The old misery and despair did not return to him now, and when he thought of Mavis, he could hardly remember her appearance, though she was dead much less than a year. He could only faintly recall her raucous laughter. He was amazed. She was like someone he had not thought of for many years and whom he had hardly known. He stood quietly and waited for the sickness of mind to come, as always it had come, but it did not. Where the memory of Mavis had lived there was an empty place but not a wretched one. It was like a room being prepared for a new guest, for the first stranger had gone forever. Mavis no longer had the power to make him suffer and hate and turn away from living.
He felt intoxicated with relief and gratitude. The infection of Mavis had been dissipated. He could even think of her now with a kind of remote pity, recalling her youth and the swift ending of her life and the grave which he never visited but which was always covered with flowers
from her aunt and uncle and others who had loved her. He went into her dressing room and then her bedroom, and lit a lamp and looked at the beauty there and the rosy lamps and pretty furniture. The very ghost of Mavis' perfume floated toward him, but Mavis would never wear it again. He closed the door upon her room as one closes the door on someone who would never wake again.

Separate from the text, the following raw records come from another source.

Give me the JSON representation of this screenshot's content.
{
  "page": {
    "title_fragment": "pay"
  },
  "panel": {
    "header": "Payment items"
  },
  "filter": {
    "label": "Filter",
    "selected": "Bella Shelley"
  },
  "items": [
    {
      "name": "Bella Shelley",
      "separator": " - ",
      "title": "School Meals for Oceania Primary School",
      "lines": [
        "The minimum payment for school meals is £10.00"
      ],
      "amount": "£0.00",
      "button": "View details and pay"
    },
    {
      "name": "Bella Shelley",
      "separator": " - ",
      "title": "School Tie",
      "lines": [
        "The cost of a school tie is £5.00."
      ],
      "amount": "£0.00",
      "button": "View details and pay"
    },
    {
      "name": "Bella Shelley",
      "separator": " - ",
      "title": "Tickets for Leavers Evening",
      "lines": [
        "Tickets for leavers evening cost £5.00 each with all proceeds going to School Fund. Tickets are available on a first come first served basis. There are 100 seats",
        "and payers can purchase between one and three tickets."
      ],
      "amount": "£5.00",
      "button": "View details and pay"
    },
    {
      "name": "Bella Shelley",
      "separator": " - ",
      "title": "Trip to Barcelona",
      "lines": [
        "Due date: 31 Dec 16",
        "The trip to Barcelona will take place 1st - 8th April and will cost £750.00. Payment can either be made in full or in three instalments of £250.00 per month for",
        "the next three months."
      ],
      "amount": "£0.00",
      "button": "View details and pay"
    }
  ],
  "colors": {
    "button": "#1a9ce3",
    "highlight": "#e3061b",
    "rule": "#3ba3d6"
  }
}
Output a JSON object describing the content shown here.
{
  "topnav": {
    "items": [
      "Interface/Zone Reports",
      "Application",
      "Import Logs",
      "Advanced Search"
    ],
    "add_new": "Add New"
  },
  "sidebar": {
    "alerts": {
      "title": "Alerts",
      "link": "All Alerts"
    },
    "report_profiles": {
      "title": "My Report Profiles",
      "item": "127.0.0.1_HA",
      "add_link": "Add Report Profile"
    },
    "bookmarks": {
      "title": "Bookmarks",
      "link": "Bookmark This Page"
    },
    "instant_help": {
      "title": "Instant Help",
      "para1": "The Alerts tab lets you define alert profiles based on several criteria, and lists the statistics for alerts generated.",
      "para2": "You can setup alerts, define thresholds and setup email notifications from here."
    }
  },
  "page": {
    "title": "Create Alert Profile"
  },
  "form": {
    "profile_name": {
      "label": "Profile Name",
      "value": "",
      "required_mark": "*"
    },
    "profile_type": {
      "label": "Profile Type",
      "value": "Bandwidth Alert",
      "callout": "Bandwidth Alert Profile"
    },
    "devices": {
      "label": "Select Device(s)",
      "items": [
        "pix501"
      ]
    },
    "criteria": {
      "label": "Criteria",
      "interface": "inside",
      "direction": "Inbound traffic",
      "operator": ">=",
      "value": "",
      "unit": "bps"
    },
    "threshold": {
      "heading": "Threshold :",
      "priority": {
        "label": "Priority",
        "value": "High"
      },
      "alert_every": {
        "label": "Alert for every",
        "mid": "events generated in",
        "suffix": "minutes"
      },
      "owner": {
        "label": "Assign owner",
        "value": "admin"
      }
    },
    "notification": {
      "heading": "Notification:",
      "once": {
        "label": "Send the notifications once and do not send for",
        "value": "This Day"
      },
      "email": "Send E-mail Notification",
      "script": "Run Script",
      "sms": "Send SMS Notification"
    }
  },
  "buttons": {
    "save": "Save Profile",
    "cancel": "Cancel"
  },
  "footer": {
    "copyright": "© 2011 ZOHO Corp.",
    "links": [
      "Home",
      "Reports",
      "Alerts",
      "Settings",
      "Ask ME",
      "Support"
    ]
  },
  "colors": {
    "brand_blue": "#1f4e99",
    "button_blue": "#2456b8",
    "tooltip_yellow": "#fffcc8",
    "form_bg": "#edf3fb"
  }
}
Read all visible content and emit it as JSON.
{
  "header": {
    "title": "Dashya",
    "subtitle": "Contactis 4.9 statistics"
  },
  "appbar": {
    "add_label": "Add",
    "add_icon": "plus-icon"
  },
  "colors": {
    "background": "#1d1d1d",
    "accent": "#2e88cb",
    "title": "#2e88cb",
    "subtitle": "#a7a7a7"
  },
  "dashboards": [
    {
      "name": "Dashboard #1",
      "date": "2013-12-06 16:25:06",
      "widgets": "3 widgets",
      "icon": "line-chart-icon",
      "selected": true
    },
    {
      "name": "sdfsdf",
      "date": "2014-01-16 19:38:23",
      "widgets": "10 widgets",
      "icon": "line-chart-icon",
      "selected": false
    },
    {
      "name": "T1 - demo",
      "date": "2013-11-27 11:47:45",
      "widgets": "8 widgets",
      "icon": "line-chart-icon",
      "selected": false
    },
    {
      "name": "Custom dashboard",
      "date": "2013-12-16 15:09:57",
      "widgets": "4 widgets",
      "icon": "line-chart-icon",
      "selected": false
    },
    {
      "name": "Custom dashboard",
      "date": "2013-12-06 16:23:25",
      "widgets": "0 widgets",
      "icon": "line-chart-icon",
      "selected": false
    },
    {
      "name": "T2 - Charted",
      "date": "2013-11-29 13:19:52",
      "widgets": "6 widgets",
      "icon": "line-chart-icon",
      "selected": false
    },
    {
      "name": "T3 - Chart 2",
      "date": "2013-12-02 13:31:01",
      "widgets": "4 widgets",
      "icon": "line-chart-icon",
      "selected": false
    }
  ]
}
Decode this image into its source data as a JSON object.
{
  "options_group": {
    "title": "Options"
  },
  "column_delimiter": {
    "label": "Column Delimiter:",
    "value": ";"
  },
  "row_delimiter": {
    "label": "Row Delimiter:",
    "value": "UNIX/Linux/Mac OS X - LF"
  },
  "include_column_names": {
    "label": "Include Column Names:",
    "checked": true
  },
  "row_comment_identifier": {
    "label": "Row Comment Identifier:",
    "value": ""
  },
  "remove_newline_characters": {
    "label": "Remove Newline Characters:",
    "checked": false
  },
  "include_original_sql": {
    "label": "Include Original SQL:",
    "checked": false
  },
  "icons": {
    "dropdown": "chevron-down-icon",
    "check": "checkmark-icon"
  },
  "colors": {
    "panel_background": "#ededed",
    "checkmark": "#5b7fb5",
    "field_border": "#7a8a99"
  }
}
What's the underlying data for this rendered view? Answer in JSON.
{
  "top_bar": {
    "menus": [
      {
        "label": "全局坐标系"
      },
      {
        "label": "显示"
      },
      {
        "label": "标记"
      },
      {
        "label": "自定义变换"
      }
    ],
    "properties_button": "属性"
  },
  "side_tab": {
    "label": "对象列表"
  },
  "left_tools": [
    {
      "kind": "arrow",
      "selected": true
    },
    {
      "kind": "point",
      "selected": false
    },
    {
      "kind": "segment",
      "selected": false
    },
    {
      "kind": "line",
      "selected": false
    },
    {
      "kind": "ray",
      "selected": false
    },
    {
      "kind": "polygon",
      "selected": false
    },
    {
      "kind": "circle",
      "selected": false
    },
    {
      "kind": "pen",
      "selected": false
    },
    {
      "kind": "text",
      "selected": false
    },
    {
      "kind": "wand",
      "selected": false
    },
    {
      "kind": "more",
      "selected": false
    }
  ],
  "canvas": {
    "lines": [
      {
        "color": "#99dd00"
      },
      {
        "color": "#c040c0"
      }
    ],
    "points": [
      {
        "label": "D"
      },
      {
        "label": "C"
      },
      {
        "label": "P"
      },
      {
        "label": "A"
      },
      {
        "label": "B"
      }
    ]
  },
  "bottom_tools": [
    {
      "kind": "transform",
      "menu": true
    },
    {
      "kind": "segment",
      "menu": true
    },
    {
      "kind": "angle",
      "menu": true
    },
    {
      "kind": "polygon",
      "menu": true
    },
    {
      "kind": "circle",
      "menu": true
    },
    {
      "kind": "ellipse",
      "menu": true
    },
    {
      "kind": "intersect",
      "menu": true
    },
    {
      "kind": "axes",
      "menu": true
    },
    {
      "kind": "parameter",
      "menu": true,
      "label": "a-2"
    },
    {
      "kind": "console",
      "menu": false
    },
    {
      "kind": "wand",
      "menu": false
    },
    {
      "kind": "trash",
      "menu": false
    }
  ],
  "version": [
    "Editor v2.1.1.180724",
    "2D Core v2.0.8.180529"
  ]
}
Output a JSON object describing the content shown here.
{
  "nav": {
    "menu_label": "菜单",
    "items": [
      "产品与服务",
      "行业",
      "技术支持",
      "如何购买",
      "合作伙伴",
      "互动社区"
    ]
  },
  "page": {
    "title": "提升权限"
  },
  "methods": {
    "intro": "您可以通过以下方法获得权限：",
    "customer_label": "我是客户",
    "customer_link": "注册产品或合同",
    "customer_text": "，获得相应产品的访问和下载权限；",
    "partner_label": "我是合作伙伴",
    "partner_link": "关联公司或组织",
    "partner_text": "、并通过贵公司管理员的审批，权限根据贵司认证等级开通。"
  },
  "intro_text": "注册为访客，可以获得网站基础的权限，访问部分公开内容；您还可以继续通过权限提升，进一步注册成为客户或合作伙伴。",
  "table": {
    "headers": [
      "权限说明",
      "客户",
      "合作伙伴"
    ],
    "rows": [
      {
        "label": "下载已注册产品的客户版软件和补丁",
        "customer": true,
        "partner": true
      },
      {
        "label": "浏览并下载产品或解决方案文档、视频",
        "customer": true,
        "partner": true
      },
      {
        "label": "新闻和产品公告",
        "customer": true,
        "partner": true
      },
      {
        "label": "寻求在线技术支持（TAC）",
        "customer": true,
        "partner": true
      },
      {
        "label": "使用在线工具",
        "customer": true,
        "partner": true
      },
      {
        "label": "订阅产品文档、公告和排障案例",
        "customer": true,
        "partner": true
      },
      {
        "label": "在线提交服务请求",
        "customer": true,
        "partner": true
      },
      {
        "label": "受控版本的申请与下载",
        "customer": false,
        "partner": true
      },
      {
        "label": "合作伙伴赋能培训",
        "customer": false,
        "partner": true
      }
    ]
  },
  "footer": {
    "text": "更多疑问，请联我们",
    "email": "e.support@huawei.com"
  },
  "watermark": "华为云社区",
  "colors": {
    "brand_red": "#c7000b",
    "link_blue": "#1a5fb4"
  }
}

Now he could think of Jenny. It was, possible-—though he did not actually believe it—that he would never see her again, or that, if seeing, she would never speak to him. He had done a violent and unpardonable thing to her, but women have rarely held that against a man. He dismissed the thought of her loving someone else as totally inconsequential and not to be given serious consideration. What did young Jenny know of love, anyway? He would contrive means of putting himself near her. She would not be able to avoid him! He chuckled. Then, after many months—but not too many —she would be forced to take him seriously, she would begin to think about him. How long would it take? A year, perhaps, if he could wait that long. Sweet Jenny. He remembered how she had felt in his arms and the touch of her mouth and her warm breath and how—how could he have forgotten that for a minute?—she had not resisted for a few seconds in that gloomy library and had let him kiss her throat
He turned from the window, smiling. He felt young as he had never felt young even when he had been a boy. He felt rejuvenated, alive, tingling, excited and expectant. For the first time he considered the thought that it was probable that life indeed had moments when it was desirable to be alive, and even rapturous. He was thirty-five and so he was not really young, and he could never give himself enthusiastically ever again to joy, or even truly believe in it, but there could be some contentment, some purpose, some infrequent happiness, in existence. Above all, there could be a purpose, and that was even more than enough for any man and much more than the majority of humanity ever could know.